Olhar burguês às manifestações

Não vou falar sobre 20 centavos nem sobre os excessos dos policiais e dos manifestantes.
Não vou falar da legitimidade das pessoas em manifestar, nem da legitimidade da própria manifestação – se iniciado com escusos interesses partidários ou políticos, ficou claro que independentemente da causa originaria, o movimento já ficou maior que isso.

Vou falar de mim.

Não sei se por causa das influências da minha família, principalmente as do meu pai, um cara não convencional que sempre tentou me fazer refletir sobre as coisas todas, ou pelo tempo vivido na França, comecei a sentir, meio tardiamente é verdade, uma crescente necessidade de ir conhecer realidades além daquela que a classe social na qual me insiro insistia em me mostrar – quentinha, confortável, consistente em raciocínios, ideais, vontades, estilo de vida e gostos todos prontinhos para serem vividos por mim.

(Falo da experiência na França pois foi lá onde entendi o que era ser cidadã de fato, onde manifestação popular é um direito intrínseco a cada pessoa e valorizado pois, por mais que infrutífera, é o canal que propicia mobilização, reação, mudança).

A vontade de fugir às regras que a nossa classe média paulistana impõe a cada dia é legítima. Apesar de eu ser bem de vida.

Tô falando da fuga daquele comportamento do bom cidadão standard, aquele que vira um é inconformado com a carga tributária e com “tudo o que está aí”, mas ao se deparar com uma manifestação, pensa: “esses baderneiros”, “esses jovens não valem 20 centavos”, “esses bugios revoltados” (in verbis).

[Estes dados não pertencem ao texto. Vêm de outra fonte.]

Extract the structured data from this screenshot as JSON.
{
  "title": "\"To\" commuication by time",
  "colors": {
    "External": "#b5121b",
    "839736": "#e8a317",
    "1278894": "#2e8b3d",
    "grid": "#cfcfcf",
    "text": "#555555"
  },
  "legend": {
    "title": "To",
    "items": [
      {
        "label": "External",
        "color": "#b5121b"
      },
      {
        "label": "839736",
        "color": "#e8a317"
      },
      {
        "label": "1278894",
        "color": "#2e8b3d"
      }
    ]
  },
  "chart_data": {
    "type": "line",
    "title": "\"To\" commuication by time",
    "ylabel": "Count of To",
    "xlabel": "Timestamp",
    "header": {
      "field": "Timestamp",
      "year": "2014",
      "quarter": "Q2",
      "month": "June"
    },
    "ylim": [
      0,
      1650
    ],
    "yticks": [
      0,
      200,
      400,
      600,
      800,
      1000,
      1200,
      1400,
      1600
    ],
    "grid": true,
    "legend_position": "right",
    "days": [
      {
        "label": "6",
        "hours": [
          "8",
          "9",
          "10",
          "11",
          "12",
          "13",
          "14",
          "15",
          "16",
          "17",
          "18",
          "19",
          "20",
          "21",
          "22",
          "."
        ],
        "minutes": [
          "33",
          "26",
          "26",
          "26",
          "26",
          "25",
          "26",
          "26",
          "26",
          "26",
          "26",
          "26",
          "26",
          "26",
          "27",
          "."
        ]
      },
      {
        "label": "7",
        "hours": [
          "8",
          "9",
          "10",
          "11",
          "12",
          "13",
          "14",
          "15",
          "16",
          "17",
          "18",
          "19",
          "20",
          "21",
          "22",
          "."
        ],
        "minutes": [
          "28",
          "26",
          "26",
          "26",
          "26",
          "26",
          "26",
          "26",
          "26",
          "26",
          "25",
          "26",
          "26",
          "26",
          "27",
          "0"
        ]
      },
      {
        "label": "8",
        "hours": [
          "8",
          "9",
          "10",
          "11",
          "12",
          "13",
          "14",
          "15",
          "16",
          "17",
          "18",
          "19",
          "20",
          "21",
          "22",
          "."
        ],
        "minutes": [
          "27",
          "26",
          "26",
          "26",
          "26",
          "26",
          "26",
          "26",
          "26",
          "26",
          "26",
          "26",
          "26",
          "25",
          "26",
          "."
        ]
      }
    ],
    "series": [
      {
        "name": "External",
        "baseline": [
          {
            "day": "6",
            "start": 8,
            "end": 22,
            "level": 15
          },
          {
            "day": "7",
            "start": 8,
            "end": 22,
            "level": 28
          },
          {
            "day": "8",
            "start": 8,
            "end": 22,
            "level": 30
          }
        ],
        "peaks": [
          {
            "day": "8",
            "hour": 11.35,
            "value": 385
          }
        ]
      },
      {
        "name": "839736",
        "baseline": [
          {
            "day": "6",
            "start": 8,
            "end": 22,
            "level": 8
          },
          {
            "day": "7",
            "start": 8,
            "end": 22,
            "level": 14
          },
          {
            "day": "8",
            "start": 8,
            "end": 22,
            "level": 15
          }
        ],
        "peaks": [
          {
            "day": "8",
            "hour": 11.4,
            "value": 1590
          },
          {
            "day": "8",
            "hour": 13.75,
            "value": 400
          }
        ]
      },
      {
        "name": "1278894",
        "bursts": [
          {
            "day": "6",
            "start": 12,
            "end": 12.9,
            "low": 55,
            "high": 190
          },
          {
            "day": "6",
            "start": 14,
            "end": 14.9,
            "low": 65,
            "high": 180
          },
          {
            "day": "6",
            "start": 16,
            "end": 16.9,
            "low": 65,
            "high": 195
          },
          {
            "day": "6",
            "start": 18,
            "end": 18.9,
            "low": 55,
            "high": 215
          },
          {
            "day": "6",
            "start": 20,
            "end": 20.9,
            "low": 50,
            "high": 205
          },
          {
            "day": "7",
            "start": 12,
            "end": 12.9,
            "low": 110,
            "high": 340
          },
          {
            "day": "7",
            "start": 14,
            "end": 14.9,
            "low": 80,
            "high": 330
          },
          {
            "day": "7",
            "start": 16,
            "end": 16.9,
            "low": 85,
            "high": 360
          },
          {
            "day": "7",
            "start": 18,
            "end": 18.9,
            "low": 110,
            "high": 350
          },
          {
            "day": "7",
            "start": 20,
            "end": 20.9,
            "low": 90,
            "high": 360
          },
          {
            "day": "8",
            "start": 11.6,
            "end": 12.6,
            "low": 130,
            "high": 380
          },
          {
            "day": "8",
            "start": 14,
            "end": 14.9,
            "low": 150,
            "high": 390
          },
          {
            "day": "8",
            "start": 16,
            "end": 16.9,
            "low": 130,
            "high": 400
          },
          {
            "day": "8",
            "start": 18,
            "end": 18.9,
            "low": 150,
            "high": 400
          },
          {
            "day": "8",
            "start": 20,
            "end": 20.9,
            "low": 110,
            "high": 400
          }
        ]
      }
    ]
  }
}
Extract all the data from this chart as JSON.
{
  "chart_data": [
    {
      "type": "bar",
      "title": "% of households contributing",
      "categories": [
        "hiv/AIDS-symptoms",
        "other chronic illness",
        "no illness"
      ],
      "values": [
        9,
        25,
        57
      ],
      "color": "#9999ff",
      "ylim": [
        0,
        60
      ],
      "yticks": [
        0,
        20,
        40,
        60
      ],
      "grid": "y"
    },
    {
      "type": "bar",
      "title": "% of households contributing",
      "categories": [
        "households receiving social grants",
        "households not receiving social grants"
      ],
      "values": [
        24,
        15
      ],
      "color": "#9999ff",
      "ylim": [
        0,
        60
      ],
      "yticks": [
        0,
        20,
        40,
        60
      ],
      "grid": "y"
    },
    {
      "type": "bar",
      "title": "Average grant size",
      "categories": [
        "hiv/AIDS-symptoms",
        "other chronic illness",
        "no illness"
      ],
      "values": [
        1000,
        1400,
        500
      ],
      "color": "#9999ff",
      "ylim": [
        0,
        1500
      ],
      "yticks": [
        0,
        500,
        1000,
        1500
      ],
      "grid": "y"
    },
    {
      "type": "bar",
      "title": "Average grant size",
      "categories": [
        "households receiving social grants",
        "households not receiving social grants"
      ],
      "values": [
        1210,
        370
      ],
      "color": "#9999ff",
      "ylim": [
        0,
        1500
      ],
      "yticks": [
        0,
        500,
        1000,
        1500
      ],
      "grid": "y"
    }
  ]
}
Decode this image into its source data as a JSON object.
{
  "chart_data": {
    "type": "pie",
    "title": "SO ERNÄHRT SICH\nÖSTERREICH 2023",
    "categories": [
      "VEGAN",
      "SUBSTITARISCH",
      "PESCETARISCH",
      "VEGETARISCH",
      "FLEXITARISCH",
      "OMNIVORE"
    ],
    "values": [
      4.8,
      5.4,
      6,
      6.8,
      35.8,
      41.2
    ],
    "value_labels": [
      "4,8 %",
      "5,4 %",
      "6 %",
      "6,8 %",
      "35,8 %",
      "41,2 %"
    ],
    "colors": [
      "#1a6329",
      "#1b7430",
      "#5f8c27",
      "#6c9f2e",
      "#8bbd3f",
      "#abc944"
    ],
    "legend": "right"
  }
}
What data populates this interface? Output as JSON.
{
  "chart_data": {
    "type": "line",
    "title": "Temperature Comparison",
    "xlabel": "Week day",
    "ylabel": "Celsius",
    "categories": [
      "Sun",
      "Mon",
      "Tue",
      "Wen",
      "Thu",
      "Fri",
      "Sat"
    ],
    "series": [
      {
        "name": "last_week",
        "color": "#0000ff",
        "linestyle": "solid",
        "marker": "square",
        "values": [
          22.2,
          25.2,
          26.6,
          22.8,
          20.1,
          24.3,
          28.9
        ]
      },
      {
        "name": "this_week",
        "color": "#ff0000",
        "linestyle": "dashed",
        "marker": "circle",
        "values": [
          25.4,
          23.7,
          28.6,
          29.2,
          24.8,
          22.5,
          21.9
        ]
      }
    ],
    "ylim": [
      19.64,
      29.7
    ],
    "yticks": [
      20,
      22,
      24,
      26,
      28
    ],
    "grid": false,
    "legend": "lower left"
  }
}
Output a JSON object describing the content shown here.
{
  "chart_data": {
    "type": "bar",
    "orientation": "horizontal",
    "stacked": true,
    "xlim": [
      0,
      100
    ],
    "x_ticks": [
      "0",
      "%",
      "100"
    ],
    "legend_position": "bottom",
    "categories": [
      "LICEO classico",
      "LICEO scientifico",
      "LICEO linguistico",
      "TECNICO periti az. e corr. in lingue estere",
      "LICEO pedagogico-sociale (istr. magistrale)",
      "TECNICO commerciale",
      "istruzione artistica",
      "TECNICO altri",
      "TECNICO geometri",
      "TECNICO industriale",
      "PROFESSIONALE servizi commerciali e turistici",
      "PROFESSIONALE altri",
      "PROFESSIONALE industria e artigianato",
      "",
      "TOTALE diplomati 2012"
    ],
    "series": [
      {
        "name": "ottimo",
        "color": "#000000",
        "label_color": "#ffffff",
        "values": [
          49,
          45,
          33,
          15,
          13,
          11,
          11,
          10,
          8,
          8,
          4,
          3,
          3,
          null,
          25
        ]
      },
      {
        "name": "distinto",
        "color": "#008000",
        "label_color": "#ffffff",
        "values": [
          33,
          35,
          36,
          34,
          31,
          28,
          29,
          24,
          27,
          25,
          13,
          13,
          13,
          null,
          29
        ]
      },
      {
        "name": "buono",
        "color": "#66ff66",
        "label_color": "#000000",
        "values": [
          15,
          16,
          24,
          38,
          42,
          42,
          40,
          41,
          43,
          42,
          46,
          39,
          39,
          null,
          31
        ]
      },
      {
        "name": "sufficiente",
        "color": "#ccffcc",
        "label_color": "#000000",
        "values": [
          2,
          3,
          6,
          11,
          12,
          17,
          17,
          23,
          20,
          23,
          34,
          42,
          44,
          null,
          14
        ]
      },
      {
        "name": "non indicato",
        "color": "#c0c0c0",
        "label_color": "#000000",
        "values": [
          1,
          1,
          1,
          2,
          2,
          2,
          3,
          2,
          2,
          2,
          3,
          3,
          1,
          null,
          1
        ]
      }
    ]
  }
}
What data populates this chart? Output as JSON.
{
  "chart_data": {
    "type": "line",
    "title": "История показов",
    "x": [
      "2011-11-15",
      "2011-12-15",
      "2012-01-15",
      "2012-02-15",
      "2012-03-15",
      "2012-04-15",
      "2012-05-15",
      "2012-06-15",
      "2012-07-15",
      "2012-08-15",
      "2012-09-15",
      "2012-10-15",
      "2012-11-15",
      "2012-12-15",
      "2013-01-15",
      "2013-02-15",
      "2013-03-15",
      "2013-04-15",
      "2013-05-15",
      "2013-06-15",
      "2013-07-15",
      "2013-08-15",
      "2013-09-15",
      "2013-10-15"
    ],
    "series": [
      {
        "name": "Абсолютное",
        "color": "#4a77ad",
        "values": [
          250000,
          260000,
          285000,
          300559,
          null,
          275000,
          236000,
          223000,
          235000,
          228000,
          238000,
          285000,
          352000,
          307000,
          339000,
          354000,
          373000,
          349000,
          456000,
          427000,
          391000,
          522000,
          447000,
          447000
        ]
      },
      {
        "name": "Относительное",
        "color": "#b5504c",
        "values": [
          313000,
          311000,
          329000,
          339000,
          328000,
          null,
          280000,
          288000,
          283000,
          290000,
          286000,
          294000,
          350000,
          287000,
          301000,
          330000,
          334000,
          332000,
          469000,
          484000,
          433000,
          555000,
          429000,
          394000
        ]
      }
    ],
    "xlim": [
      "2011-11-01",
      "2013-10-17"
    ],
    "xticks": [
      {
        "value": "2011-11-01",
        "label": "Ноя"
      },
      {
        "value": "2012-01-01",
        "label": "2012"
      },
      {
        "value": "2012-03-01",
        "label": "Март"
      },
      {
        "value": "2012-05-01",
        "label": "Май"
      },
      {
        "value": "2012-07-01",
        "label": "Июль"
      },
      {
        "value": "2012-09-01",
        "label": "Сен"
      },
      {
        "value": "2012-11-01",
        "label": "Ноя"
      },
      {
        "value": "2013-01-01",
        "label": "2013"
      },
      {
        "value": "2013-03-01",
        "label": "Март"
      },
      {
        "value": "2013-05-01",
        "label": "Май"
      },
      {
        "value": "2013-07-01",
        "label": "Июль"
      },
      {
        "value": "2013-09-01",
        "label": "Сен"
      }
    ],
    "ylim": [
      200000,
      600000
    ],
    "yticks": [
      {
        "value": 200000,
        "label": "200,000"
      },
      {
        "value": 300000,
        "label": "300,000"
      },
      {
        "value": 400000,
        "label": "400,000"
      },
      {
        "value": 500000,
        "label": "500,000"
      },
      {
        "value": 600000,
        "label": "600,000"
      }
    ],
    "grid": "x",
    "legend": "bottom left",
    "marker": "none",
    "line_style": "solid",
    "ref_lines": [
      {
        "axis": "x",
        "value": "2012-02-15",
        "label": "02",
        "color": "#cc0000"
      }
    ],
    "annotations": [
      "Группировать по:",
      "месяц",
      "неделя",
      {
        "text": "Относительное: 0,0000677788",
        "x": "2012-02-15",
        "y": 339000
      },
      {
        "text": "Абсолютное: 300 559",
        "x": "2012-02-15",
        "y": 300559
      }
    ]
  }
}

Por muito tempo questionei a autenticidade de quem levantava bandeiras sociais, engajava novas ideias contra o estado das coisas e frequentava os botecos da Vila Madalena – onde não se deixa menos de 100 reais por uma dúzia de bolinhos com chope. Mas na verdade me dei conta de que o que é realmente assustador são aqueles que vão contra qualquer movimento que vá bagunçar os seus mundos, que vá atrapalhar os seus percursos de volta pra casa no fim do dia.

No fim das contas acho que me dei conta que, entre prefiro ser tachada de crítica (como se isso fosse mesmo uma ofensa), “ativistinha” ou idealista a engrossar a massa acomodada que não consegue perceber que violência de verdade é o que fazem com os professores, que vandalismo é o que fazem com o nosso dinheiro, com a nossa saúde, com a nossa cidade todos os dias, mas de uma forma “pacífica”, sem quebrar nada.

Prefiro que as coisas saiam do controle, que estourem, quebrem-se vidros, haja confronto, do que continuar a viver sendo vítima passiva de um sistema doentio, que virou o normal entre a gente.

Absolutamente prefiro ser mais uma “ilegítima” com meu iPhone nas ruas, do que dentro de um carro blindado, achando que ser cidadão se restringe a ir às urnas e pagar impostos.

Não são mesmo 20 centavos que estão em jogo, mas sim uma forma de pensar – acomodada -, que se sedimentou entre as pessoas e da qual quero estar bem longe.

Fico ansiosa por, daqui a 20 anos, saber que foram estes mesmos 20 centavos e estes baderneiros que fizeram alguma, mesmo que mínima, diferença.